Моргана пробежала пальцами по его растрепанным волосам.
— Если это сон, я надеюсь никогда не просыпаться; если это чары, моя любовь, пусть они никогда не рассеиваются.
Было еще совсем раннее утро, когда Ранульф выскользнул из постели, оставив спящую жену под шелковым одеялом. Он наклонился и поцеловал ее висок, затем тихо вышел из комнаты и отправился искать кузена, с которым собирался поехать на верховую прогулку. Его любимая серая собака, сторожившая всю ночь перед дверью хозяина, приветствовала его радостным визгом.
— Тихо, Гром, тихо, хороший мальчик. Гончая, подпрыгивая, поспешила за широко шагающим хозяином, безмерно довольным жизнью и судьбой. У лестничной площадки он встретил Десмонда.
— Отчего такая мрачность? Ты снова пытался ухаживать за Бронуин, и она прогнала тебя?
Отрицательно покачав головой, Десмонд посмотрел вниз — на зал, полный слуг и завтракающих хлебом и элем мужчин.
— Мы должны поговорить наедине, Ранульф. Пройдем в комнату отдыха.
Ранульф последовал за кузеном, собака не отставала. Ему и прежде случалось сотни раз видеть Десмонда сердитым, нетерпеливым, неистовым, но никогда еще тот не был таким мрачным и напряженным. Произошло что-то очень страшное.
— В чем дело? Ты похож на оленя, почуявшего опасность.
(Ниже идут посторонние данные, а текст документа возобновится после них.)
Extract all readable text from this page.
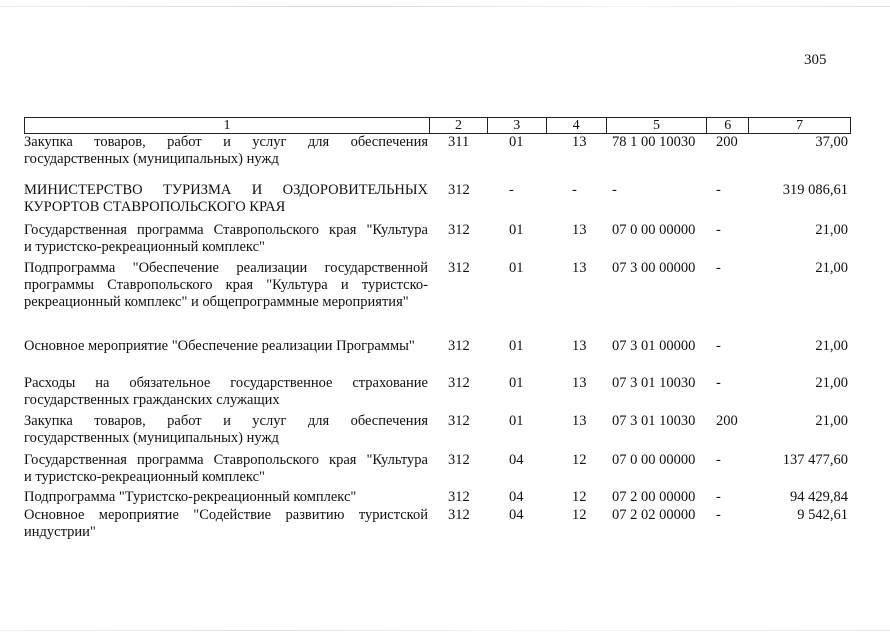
305
1	2	3	4	5	6	7
Закупка товаров, работ и услуг для обеспечения
государственных (муниципальных) нужд
311	01	13	78 1 00 10030	200	37,00
МИНИСТЕРСТВО ТУРИЗМА И ОЗДОРОВИТЕЛЬНЫХ
КУРОРТОВ СТАВРОПОЛЬСКОГО КРАЯ
312	-	-	-	-	319 086,61
Государственная программа Ставропольского края "Культура
и туристско-рекреационный комплекс"
312	01	13	07 0 00 00000	-	21,00
Подпрограмма "Обеспечение реализации государственной
программы Ставропольского края "Культура и туристско-
рекреационный комплекс" и общепрограммные мероприятия"
312	01	13	07 3 00 00000	-	21,00
Основное мероприятие "Обеспечение реализации Программы"	312	01	13	07 3 01 00000	-	21,00
Расходы на обязательное государственное страхование
государственных гражданских служащих
312	01	13	07 3 01 10030	-	21,00
Закупка товаров, работ и услуг для обеспечения
государственных (муниципальных) нужд
312	01	13	07 3 01 10030	200	21,00
Государственная программа Ставропольского края "Культура
и туристско-рекреационный комплекс"
312	04	12	07 0 00 00000	-	137 477,60
Подпрограмма "Туристско-рекреационный комплекс"	312	04	12	07 2 00 00000	-	94 429,84
Основное мероприятие "Содействие развитию туристской
индустрии"
312	04	12	07 2 02 00000	-	9 542,61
— Да, и очень серьезную. Помощник псаря, раненный вчера, мечется в бреду, псарь так болен, что не может встать с кровати, и обе собаки мертвы.
Ранульф был потрясен.
— Столбняк?
— Нет. И не бешенство. Они отравлены.
— Отравлены? Но чем?
— Бальзамом леди Морганы. Неужели ты ничего не видишь, Ранульф? Это дьявольский заговор. Тот бальзам предназначался тебе!
— Кому от этого выгода? Кто хочет отравить меня?
Десмонд отошел на несколько шагов, затем резко повернулся.
— Ты — могущественный лорд, а власть порождает врагов: озлобленный безумец, враг внутри стен замка, шпион лорда Линдси. — Он наклонился и ухватился за край стола. — Или женщина, желающая избавиться от нежеланного мужа!
Глаза Ранульфа вспыхнули яростью.
— Поосторожнее выбирай слова! Любой другой на твоем месте уже лежал бы с кинжалом в горле.
— Ты думаешь, я не обдумал все как следует? Выслушай меня... если только ты не околдован ее чарами настолько, что не можешь слышать то, что должен слышать.
— Хватит, говорю тебе! Деревенская знахарка могла отравить бальзам по какой-то своей причине. У тебя ничего нет против Морганы, кроме смехотворных подозрений.
— Ты ослеплен ее красотой, поражен ее чарами. Ты вступил в этот брак, испытывая серьезные сомнения, подтвердившиеся ее побегом в первую брачную ночь. И всего лишь через несколько дней ты рисковал жизнью ради той же самой женщины. Если это не чары, тогда я не знаю, что это.
Они стояли, свирепо глядя друг на друга, вены на их шеях вздулись, под кожей перекатывались желваки. Десмонд любой ценой, даже ценой собственной жизни, вознамерился спасти кузена. Ранульф был полон такой же решимости доказать его ужасную ошибку. Скрип двери заставил Ранульфа повернуться. Человек стоял в дверях, видимо, он слышал часть их разговора.
Ранульф нахмурился.
— В чем дело, Гарт?
Вошедший окинул рыцарей быстрым любопытным взглядом. В его руках было несколько клочков бумаги.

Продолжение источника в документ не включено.